Strumento tipico di tutti i regimi totalitari è la censura. Essa serve per assicurarsi il potere assoluto e altresì per mantenerlo. Se ne sono serviti comunismo e fascismo, ecco perché, allo scopo di garantire democrazia e anche pace, all’indomani del secondo conflitto mondiale, la comunità internazionale ha avvertito l’esigenza imperante di codificare le libertà fondamentali, ossia quei diritti inviolabili di cui nessuno di noi può essere spogliato. Una di queste libertà è quella di manifestazione del pensiero, a cui la Dichiarazione universale dei diritti dell’uomo del 1948, recepita pure dal nostro ordinamento e inserita nella Costituzione, dedica l’art. 19. Lasciatasi alle spalle il funesto e oscuro periodo della dittatura fascista la quale fece largo uso della censura, l’Italia si munì dell’articolo 21 della Costituzione: “Tutti hanno diritto di manifestare liberamente il proprio pensiero con la parola, lo scritto e ogni altro mezzo di diffusione”. Ecco perché è assurdo e inaccettabile che oggi proprio coloro che si dichiarano antifascisti, e tacciano, in mancanza di supportate argomentazioni, gli avversari politici di essere fascisti e razzisti, non si indignino davanti a forme palesi di censura politica e anzi ne favoriscano e chiedano il ricorso, ponendo sempre più stringenti limiti a quella sacrosanta libertà di pensiero, da cui discende quella di opinione, che sta andando clamorosamente a farsi friggere.
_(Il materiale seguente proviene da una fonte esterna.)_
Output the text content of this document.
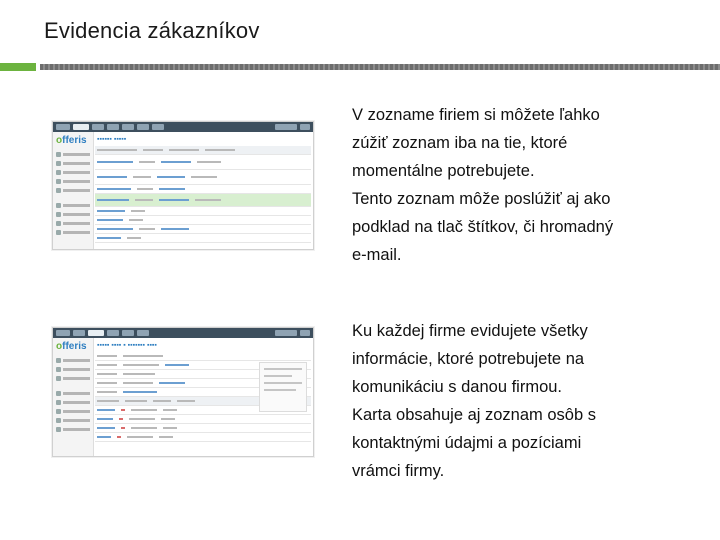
Evidencia zákazníkov
offeris	▪▪▪▪▪▪ ▪▪▪▪▪
offeris	▪▪▪▪▪ ▪▪▪▪ ▪ ▪▪▪▪▪▪▪ ▪▪▪▪

V zozname firiem si môžete ľahko

zúžiť zoznam iba na tie, ktoré

momentálne potrebujete.

Tento zoznam môže poslúžiť aj ako

podklad na tlač štítkov, či hromadný

e-mail.

Ku každej firme evidujete všetky

informácie, ktoré potrebujete na

komunikáciu s danou firmou.

Karta obsahuje aj zoznam osôb s

kontaktnými údajmi a pozíciami

vrámci firmy.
La premessa è doverosa al fine di giungere alla domanda che urge porsi: considerato che la libertà di opinione è sancita dalla Carta, è legittimo perseguire chi la esercita, ossia chi esprime una opinione? Insomma, le leggi che disciplinano i delitti di opinione, eredità del codice fascista nonché retaggio della teoria del reato come disobbedienza, non entrano in aperto conflitto con le norme costituzionali?
Siamo quantomeno nell’ambito di una concezione autoritaria e forse soprattutto etica del diritto penale, in quanto i reati di opinione puniscono l’espressione di un pensiero critico sia per salvaguardare l’ordine costituito dal pericolo rappresentato dalle idee di un soggetto sia per imporre dei pretesi valori morali attraverso la repressione del pensiero difforme, educando l’individuo, anzi plasmandolo in maniera che questi sia programmato a pensarla in un certo modo, modo comunemente accettato. Educativo, ad esempio, è lo scopo del ddl Zan.
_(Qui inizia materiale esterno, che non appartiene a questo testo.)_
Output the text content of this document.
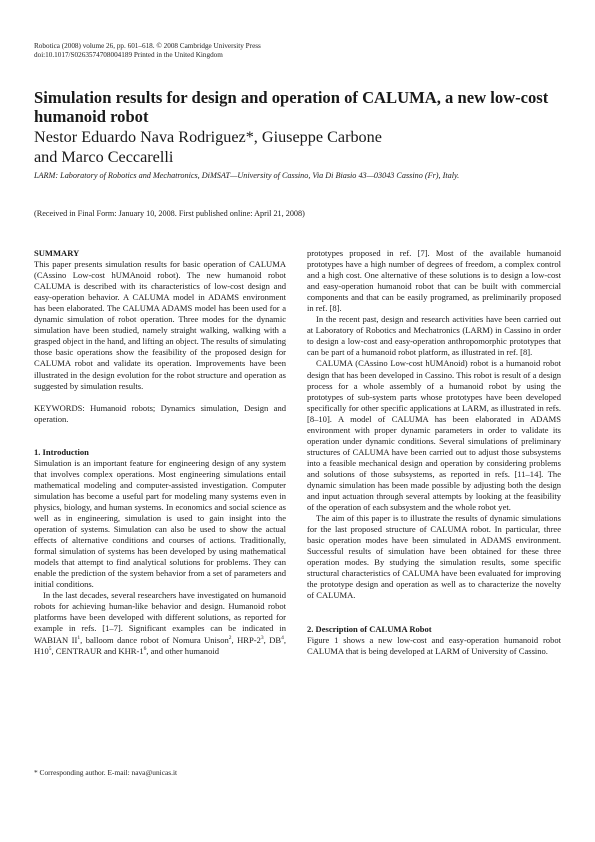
Robotica (2008) volume 26, pp. 601–618. © 2008 Cambridge University Press
doi:10.1017/S0263574708004189 Printed in the United Kingdom
Simulation results for design and operation of CALUMA, a new low-cost humanoid robot
Nestor Eduardo Nava Rodriguez*, Giuseppe Carbone
and Marco Ceccarelli
LARM: Laboratory of Robotics and Mechatronics, DiMSAT—University of Cassino, Via Di Biasio 43—03043 Cassino (Fr), Italy.
(Received in Final Form: January 10, 2008. First published online: April 21, 2008)

SUMMARY

This paper presents simulation results for basic operation of CALUMA (CAssino Low-cost hUMAnoid robot). The new humanoid robot CALUMA is described with its characteristics of low-cost design and easy-operation behavior. A CALUMA model in ADAMS environment has been elaborated. The CALUMA ADAMS model has been used for a dynamic simulation of robot operation. Three modes for the dynamic simulation have been studied, namely straight walking, walking with a grasped object in the hand, and lifting an object. The results of simulating those basic operations show the feasibility of the proposed design for CALUMA robot and validate its operation. Improvements have been illustrated in the design evolution for the robot structure and operation as suggested by simulation results.

KEYWORDS: Humanoid robots; Dynamics simulation, Design and operation.

1. Introduction

Simulation is an important feature for engineering design of any system that involves complex operations. Most engineering simulations entail mathematical modeling and computer-assisted investigation. Computer simulation has become a useful part for modeling many systems even in physics, biology, and human systems. In economics and social science as well as in engineering, simulation is used to gain insight into the operation of systems. Simulation can also be used to show the actual effects of alternative conditions and courses of actions. Traditionally, formal simulation of systems has been developed by using mathematical models that attempt to find analytical solutions for problems. They can enable the prediction of the system behavior from a set of parameters and initial conditions.

In the last decades, several researchers have investigated on humanoid robots for achieving human-like behavior and design. Humanoid robot platforms have been developed with different solutions, as reported for example in refs. [1–7]. Significant examples can be indicated in WABIAN $II^1$, balloom dance robot of Nomura Unison$^2$, HRP-$2^3$, $DB^4$, $H10^5$, CENTRAUR and KHR-$1^6$, and other humanoid

prototypes proposed in ref. [7]. Most of the available humanoid prototypes have a high number of degrees of freedom, a complex control and a high cost. One alternative of these solutions is to design a low-cost and easy-operation humanoid robot that can be built with commercial components and that can be easily programed, as preliminarily proposed in ref. [8].

In the recent past, design and research activities have been carried out at Laboratory of Robotics and Mechatronics (LARM) in Cassino in order to design a low-cost and easy-operation anthropomorphic prototypes that can be part of a humanoid robot platform, as illustrated in ref. [8].

CALUMA (CAssino Low-cost hUMAnoid) robot is a humanoid robot design that has been developed in Cassino. This robot is result of a design process for a whole assembly of a humanoid robot by using the prototypes of sub-system parts whose prototypes have been developed specifically for other specific applications at LARM, as illustrated in refs. [8–10]. A model of CALUMA has been elaborated in ADAMS environment with proper dynamic parameters in order to validate its operation under dynamic conditions. Several simulations of preliminary structures of CALUMA have been carried out to adjust those subsystems into a feasible mechanical design and operation by considering problems and solutions of those subsystems, as reported in refs. [11–14]. The dynamic simulation has been made possible by adjusting both the design and input actuation through several attempts by looking at the feasibility of the operation of each subsystem and the whole robot yet.

The aim of this paper is to illustrate the results of dynamic simulations for the last proposed structure of CALUMA robot. In particular, three basic operation modes have been simulated in ADAMS environment. Successful results of simulation have been obtained for these three operation modes. By studying the simulation results, some specific structural characteristics of CALUMA have been evaluated for improving the prototype design and operation as well as to characterize the novelty of CALUMA.

2. Description of CALUMA Robot

Figure 1 shows a new low-cost and easy-operation humanoid robot CALUMA that is being developed at LARM of University of Cassino.

* Corresponding author. E-mail: nava@unicas.it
In sostanza, lo Stato etico, che ci entra in casa e pure in testa, pretende, anche a costo di calpestare principi sacri e indiscutibili del diritto “ché tanto chi se ne frega”, di conformare il cittadino, anzi le masse, stabilendo come queste debbano pensarla, come debbano esprimersi, quali sostantivi debbano adoperare, quali termini debbano evitare. Alcuni di questi assunti che si intende rendere obbligatori sono: “i migranti sono profughi scappati dalla guerra”, “i bambini e le bambine devono potere scegliere di quale sesso essere”, “chi si schiera contro matrimonio e adozioni gay è omofobo”, “chi non declina al femminile i vocaboli è sessista”, “chi tiene la mascherina abbassata è negazionista”, “chi vuole le aperture è irresponsabile”.
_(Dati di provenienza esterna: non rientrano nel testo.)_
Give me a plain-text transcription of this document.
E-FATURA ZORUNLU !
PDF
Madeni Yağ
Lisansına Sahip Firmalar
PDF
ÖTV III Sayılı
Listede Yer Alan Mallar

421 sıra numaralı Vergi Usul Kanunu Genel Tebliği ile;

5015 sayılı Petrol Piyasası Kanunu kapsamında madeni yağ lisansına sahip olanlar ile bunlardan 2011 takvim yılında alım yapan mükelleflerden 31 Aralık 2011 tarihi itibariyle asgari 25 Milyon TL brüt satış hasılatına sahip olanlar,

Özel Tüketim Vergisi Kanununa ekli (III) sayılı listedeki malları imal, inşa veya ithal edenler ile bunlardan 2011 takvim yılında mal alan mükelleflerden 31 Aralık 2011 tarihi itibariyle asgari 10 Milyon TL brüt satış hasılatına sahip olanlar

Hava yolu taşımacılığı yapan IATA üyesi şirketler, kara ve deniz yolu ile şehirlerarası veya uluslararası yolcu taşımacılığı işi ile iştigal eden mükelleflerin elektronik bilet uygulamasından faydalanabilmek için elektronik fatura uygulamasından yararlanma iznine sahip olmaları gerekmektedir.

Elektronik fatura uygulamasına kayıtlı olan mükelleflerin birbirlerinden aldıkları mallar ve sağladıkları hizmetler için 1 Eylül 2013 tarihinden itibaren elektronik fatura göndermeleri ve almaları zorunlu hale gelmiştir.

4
Chiunque estrinsechi un pensiero che non si adegua al “politicamente corretto” viene etichettato, ghettizzato, criminalizzato, spesso pure punito, come è accaduto a qualche collega che ha fatto ricorso alla parola “clandestino” anziché “migrante”. Il passo ulteriore è la condanna sancita da un tribunale. Quello a cui punta la sinistra, la quale mira ad estendere la propria egemonia culturale. Essa ha intenzione di reprimere la libertà di opinione in nome della tutela delle minoranze o delle componenti più vulnerabili della società. Ecco come travestire e spacciare per giusto e pulito il più sporco dei propositi.
Da tempo gli studiosi auspicano un’abolizione, o almeno una revisione, dei reati di opinione, poiché – come spiegato – confliggono con i principi costituzionali e le fondamenta di uno Stato democratico. Si badi bene: ad essere incriminati non sono i giudizi che offendono gratuitamente la personalità degli individui (si pensi alla diffamazione), bensì le manifestazioni non violente del dissenso rispetto ad una istituzione, ad una ideologia, ad una fede, ad un pensiero dominante. Dissenso che rende la democrazia possibile. Senza questo elemento, che si vorrebbe eliminare, la democrazia stessa perirebbe.
Se siamo democratici, come ci professiamo, tali manifestazioni del pensiero, quantunque colorite, mai e poi mai dovrebbero essere punite. E poi chi diavolo lo dice che colui che non la pensa come il gregge, o come Enrico Letta, o Fedez, o Alessandro Zan, o Laura Boldrini, non abbia ragione?